Selma Santiago Atriz, professora, produtora e gestora cultural, ex-diretora do Theatro José de Alencar.
De armário em armário
S
aí do armário, voltei pro armário, saí de novo e, agora, a caminho da prateleira, pulando de móvel em móvel, me sinto paradoxalmente imóvel no meio deste caminhão de mudanças que está minha vida. Será que ficarei na prateleira ou posso ser livro de cabeceira? Estarei ninando os sonhos antes que eles cheguem ou ficarei exposta às traças e à poeira do tempo, que vez ou outra pode ser removida para folhear algumas páginas?

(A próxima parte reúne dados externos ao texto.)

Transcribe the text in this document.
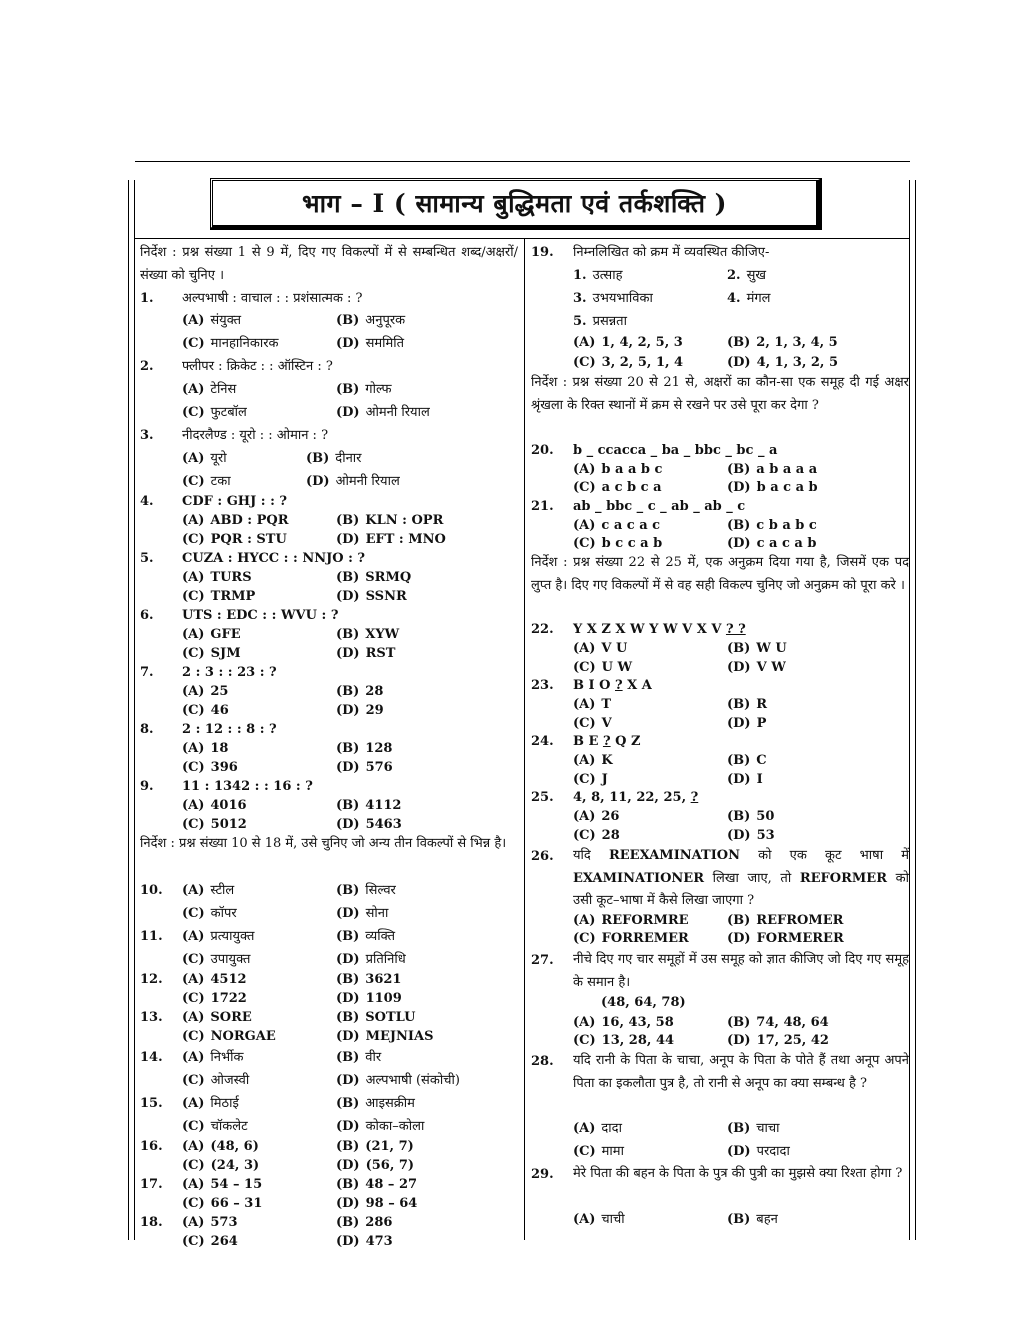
भाग – I ( सामान्य बुद्धिमता एवं तर्कशक्ति )
निर्देश : प्रश्न संख्या 1 से 9 में, दिए गए विकल्पों में से सम्बन्धित शब्द/अक्षरों/संख्या को चुनिए ।
1. अल्पभाषी : वाचाल : : प्रशंसात्मक : ?
(A) संयुक्त	(B) अनुपूरक
(C) मानहानिकारक	(D) सममिति
2. फ्लीपर : क्रिकेट : : ऑस्टिन : ?
(A) टेनिस	(B) गोल्फ
(C) फुटबॉल	(D) ओमनी रियाल
3. नीदरलैण्ड : यूरो : : ओमान : ?
(A) यूरो	(B) दीनार
(C) टका	(D) ओमनी रियाल
4. CDF : GHJ : : ?
(A) ABD : PQR	(B) KLN : OPR
(C) PQR : STU	(D) EFT : MNO
5. CUZA : HYCC : : NNJO : ?
(A) TURS	(B) SRMQ
(C) TRMP	(D) SSNR
6. UTS : EDC : : WVU : ?
(A) GFE	(B) XYW
(C) SJM	(D) RST
7. 2 : 3 : : 23 : ?
(A) 25	(B) 28
(C) 46	(D) 29
8. 2 : 12 : : 8 : ?
(A) 18	(B) 128
(C) 396	(D) 576
9. 11 : 1342 : : 16 : ?
(A) 4016	(B) 4112
(C) 5012	(D) 5463
निर्देश : प्रश्न संख्या 10 से 18 में, उसे चुनिए जो अन्य तीन विकल्पों से भिन्न है।
10. (A) स्टील	(B) सिल्वर
(C) कॉपर	(D) सोना
11. (A) प्रत्यायुक्त	(B) व्यक्ति
(C) उपायुक्त	(D) प्रतिनिधि
12. (A) 4512	(B) 3621
(C) 1722	(D) 1109
13. (A) SORE	(B) SOTLU
(C) NORGAE	(D) MEJNIAS
14. (A) निर्भीक	(B) वीर
(C) ओजस्वी	(D) अल्पभाषी (संकोची)
15. (A) मिठाई	(B) आइसक्रीम
(C) चॉकलेट	(D) कोका–कोला
16. (A) (48, 6)	(B) (21, 7)
(C) (24, 3)	(D) (56, 7)
17. (A) 54 – 15	(B) 48 – 27
(C) 66 – 31	(D) 98 – 64
18. (A) 573	(B) 286
(C) 264	(D) 473
19. निम्नलिखित को क्रम में व्यवस्थित कीजिए-
1. उत्साह	2. सुख
3. उभयभाविका	4. मंगल
5. प्रसन्नता
(A) 1, 4, 2, 5, 3	(B) 2, 1, 3, 4, 5
(C) 3, 2, 5, 1, 4	(D) 4, 1, 3, 2, 5
निर्देश : प्रश्न संख्या 20 से 21 से, अक्षरों का कौन-सा एक समूह दी गई अक्षर श्रृंखला के रिक्त स्थानों में क्रम से रखने पर उसे पूरा कर देगा ?
20. b _ ccacca _ ba _ bbc _ bc _ a
(A) b a a b c	(B) a b a a a
(C) a c b c a	(D) b a c a b
21. ab _ bbc _ c _ ab _ ab _ c
(A) c a c a c	(B) c b a b c
(C) b c c a b	(D) c a c a b
निर्देश : प्रश्न संख्या 22 से 25 में, एक अनुक्रम दिया गया है, जिसमें एक पद लुप्त है। दिए गए विकल्पों में से वह सही विकल्प चुनिए जो अनुक्रम को पूरा करे ।
22. Y X Z X W Y W V X V ? ?
(A) V U	(B) W U
(C) U W	(D) V W
23. B I O ? X A
(A) T	(B) R
(C) V	(D) P
24. B E ? Q Z
(A) K	(B) C
(C) J	(D) I
25. 4, 8, 11, 22, 25, ?
(A) 26	(B) 50
(C) 28	(D) 53
26. यदि REEXAMINATION को एक कूट भाषा में EXAMINATIONER लिखा जाए, तो REFORMER को उसी कूट–भाषा में कैसे लिखा जाएगा ?
(A) REFORMRE	(B) REFROMER
(C) FORREMER	(D) FORMERER
27. नीचे दिए गए चार समूहों में उस समूह को ज्ञात कीजिए जो दिए गए समूह के समान है।
(48, 64, 78)
(A) 16, 43, 58	(B) 74, 48, 64
(C) 13, 28, 44	(D) 17, 25, 42
28. यदि रानी के पिता के चाचा, अनूप के पिता के पोते हैं तथा अनूप अपने पिता का इकलौता पुत्र है, तो रानी से अनूप का क्या सम्बन्ध है ?
(A) दादा	(B) चाचा
(C) मामा	(D) परदादा
29. मेरे पिता की बहन के पिता के पुत्र की पुत्री का मुझसे क्या रिश्ता होगा ?
(A) चाची	(B) बहन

Sei que não sou nenhum García Marquez, Drummond, e quem me dera ser Fernando Pessoa, mas sei contar uns contos, brincar com as palavras, escrever em linha reta e ficar em pé sozinha, como todo bom livro deve ser. Não acredito ser uma daquelas revistas que entretém o leitor, que quando está entediado, quer passar o tempo com imagens e palavras que animam o espírito. Não, sei que sou um livro que merece ser lido, diariamente, ao lado da cama, que guarda o cheiro das mãos entre as páginas, que reconhece os olhos quando é aberto, que também dorme feliz quando sabe de sua importância. Sei, sim, que mereço leitora ou leitor mais fiel, que me leve na bagagem da viagem, que não me esqueça na estante da sala. Pois sou eu que, naquele banco do parque escuro, ilumino os pensamentos e substituo a solidão de minha leitora e de meu leitor amante, que no afã de descobrir-se, busca em mim o espelho de si. Sou sim, este livro, aberto e gasto, de páginas desbotadas alegremente e letras faladas como beijos trocados entre eu e os olhos que leem ,como num romance intenso enquanto lido, e eterno enquanto lembrado.